Könnten Sie sich vorstellen, in Deutschland internationale Abendsportfeste mit zu organisieren, damit wieder schnellere Zubringerleistungen (über 5.000 m und 10 000 m um die 13:30 min bzw. 28 min) für den Marathonlauf erbracht werden können?
Das Angebot an solchen Veranstaltungen ist, vielleicht nicht ausreichend, aber dennoch vorhanden. Wichtig ist da natürlich, dass sich die Trainer bei der Planung mit ihren Ansprüchen konstruktiv einbringen und dann aber auch die geschaffenen Möglichkeiten nutzen. Beratend kann ich mich da sicher einbringen, allerdings sollten hier auch jüngere Mitstreiter das Thema anpacken und das Zepter in die Hand nehmen.
Werden die wenigen deutschen Marathonläufer nicht von den vielen Kenianern und Äthiopiern in den Rennen abgeschreckt, da sie ja ohnehin keine Chance auf ein Preisgeld haben? Oder wird ab einer entsprechenden Endzeit dem besten Deutschen auch eine Prämie gezahlt?
Bei allen von mir betreuten Veranstaltungen gibt es seit Jahren eine „deutsche“ Prämie, teilweise auch noch eine Prämie für die besten Europäer. Athleten allerdings, die der Konkurrenz aus Afrika aus dem Weg gehen, werden am Ende nie Großes vollbringen können. Nur wer sich solchen Herausforderungen stellt, wird auch eigene Ziele realisieren. Wenn der Blick auf Preisgelder das sportliche Handeln bestimmt, wird man in der Regel nicht das eigene Potenzial ausschöpfen.
Brauchen wir in den großen deutschen Marathonrennen so viele Afrikaner, die die Zuschauer am Ende sowieso nicht
auseinanderhalten können, nur um den Sponsoren gerecht zu werden? Die Zuschauer an der Strecke, aber auch im
Fernsehen wollen doch eher die spannenden Positionskämpfe sehen. Spannender konnte es in diesem Jahr mit einem Fotofinish ja nicht sein, wo am Ende der Vize-Weltmeister von 2011, Vincent Kipruto, gegen den 37-jährigen Debütanten Mark Kiptoo in 2:06:15 h zu 2:06:16 h gewann und die Festhalle tobte. Aber dann sah man bei der Pressekonferenz doch traurige Gesichter, wenn es am Ende nur zu einer 2:06-h- Zeit reicht.

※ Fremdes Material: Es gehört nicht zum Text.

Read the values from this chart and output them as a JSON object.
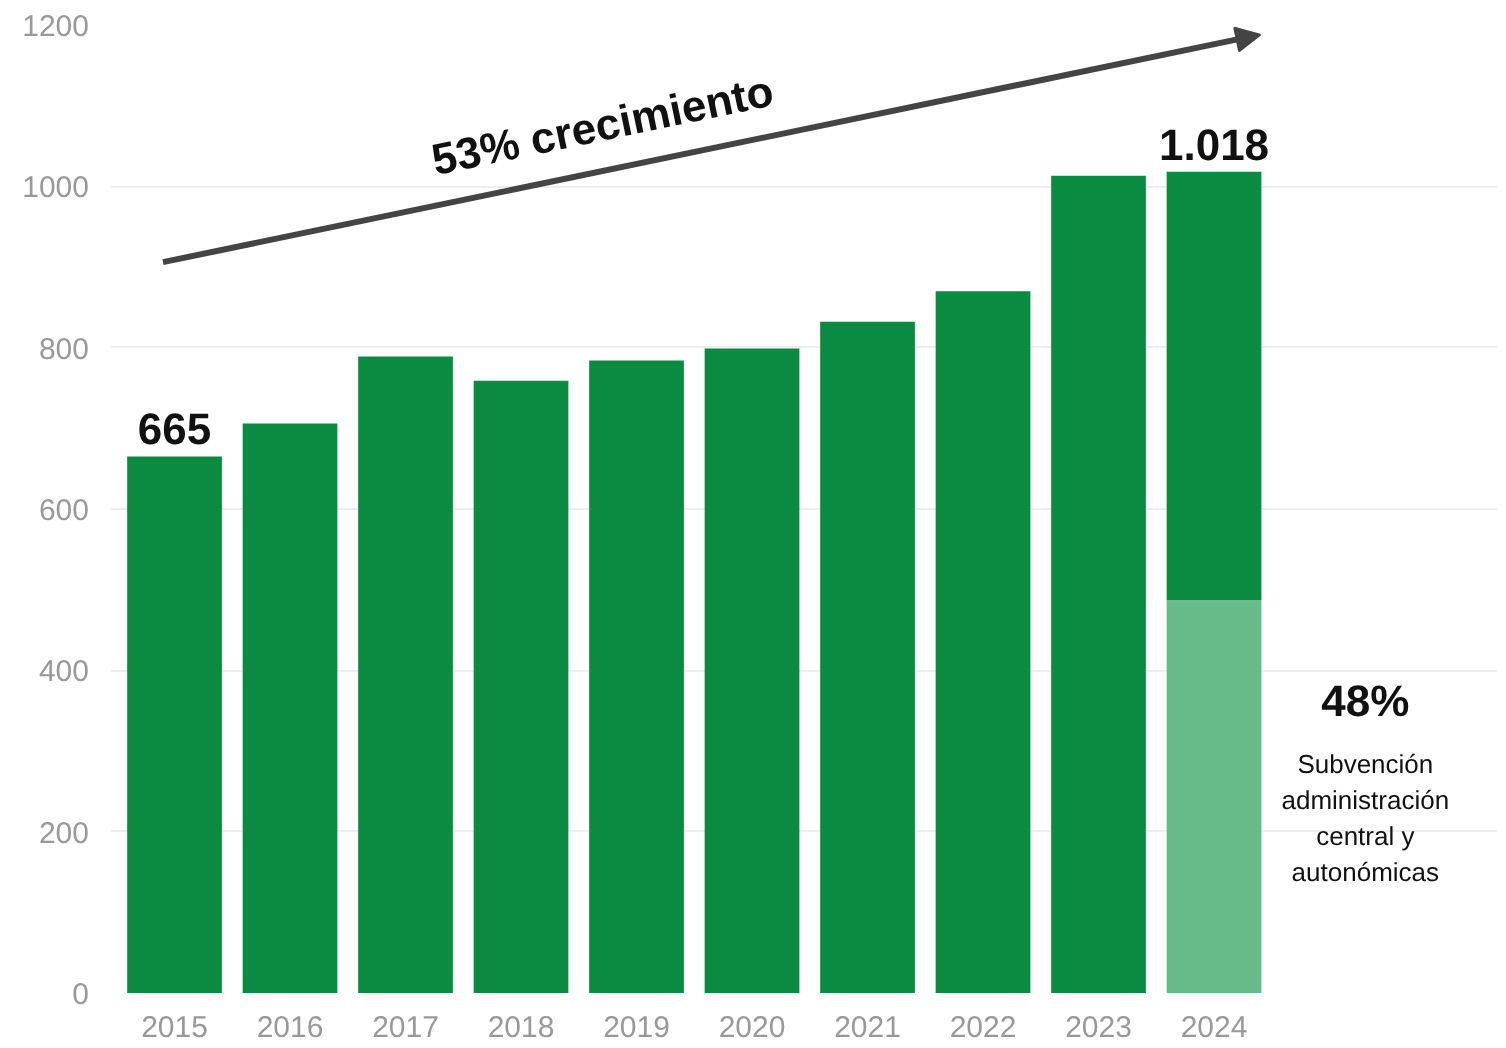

Die traurigen Gesichter waren mehr aufseiten der Athleten zu sehen, denen aufgrund der Wetterverhältnisse doch die eine oder andere Prämie weggepustet wurde. Wie ich schon eingangs erwähnte, kommt es uns vor allem auf eine spannende Renngestaltung an und hier hatten wir in den vergangenen Jahren durchaus überwiegend Glück. Wenn eine solche Spannung gegeben ist, dann erfreut das auch die Zuschauer, gleichgültig welche Athleten diese Spannung erzeugen. Natürlich wäre es schön, wenn mehr deutsche Athleten mit im Fokus stehen würden. So wie die Hahner-Twins. Aber was im Moment nicht ist, kann ja noch werden. Ein bisschen Optimismus habe ich.
Welche Zeiten, wenn nicht gerade Wind mit Regen wie zuletzt das Rennen bestimmen, kann man Frankfurt in der Zukunft erwarten? Der Streckenrekord steht ja schon bei sensationellen 2:03:42 h seit 2011.
Die Qualität der Streckenrekorde bei den Frauen und Männern zeigt ja, dass die Strecke international absolut mithalten kann. Ein etwas größeres Verbesserungspotenzial ist sicher bei dem Frauen-Rekord (2:21:01 h) gegeben. Allerdings müssen dann schon optimale Wettervoraussetzungen gegeben sein.
Denn auch ein Usain Bolt läuft bei Gegenwind nicht unbedingt unter 10,0 s.
Mit Christoph Kopp sprach CONDITION-Mitarbeiter Helmut Schaake.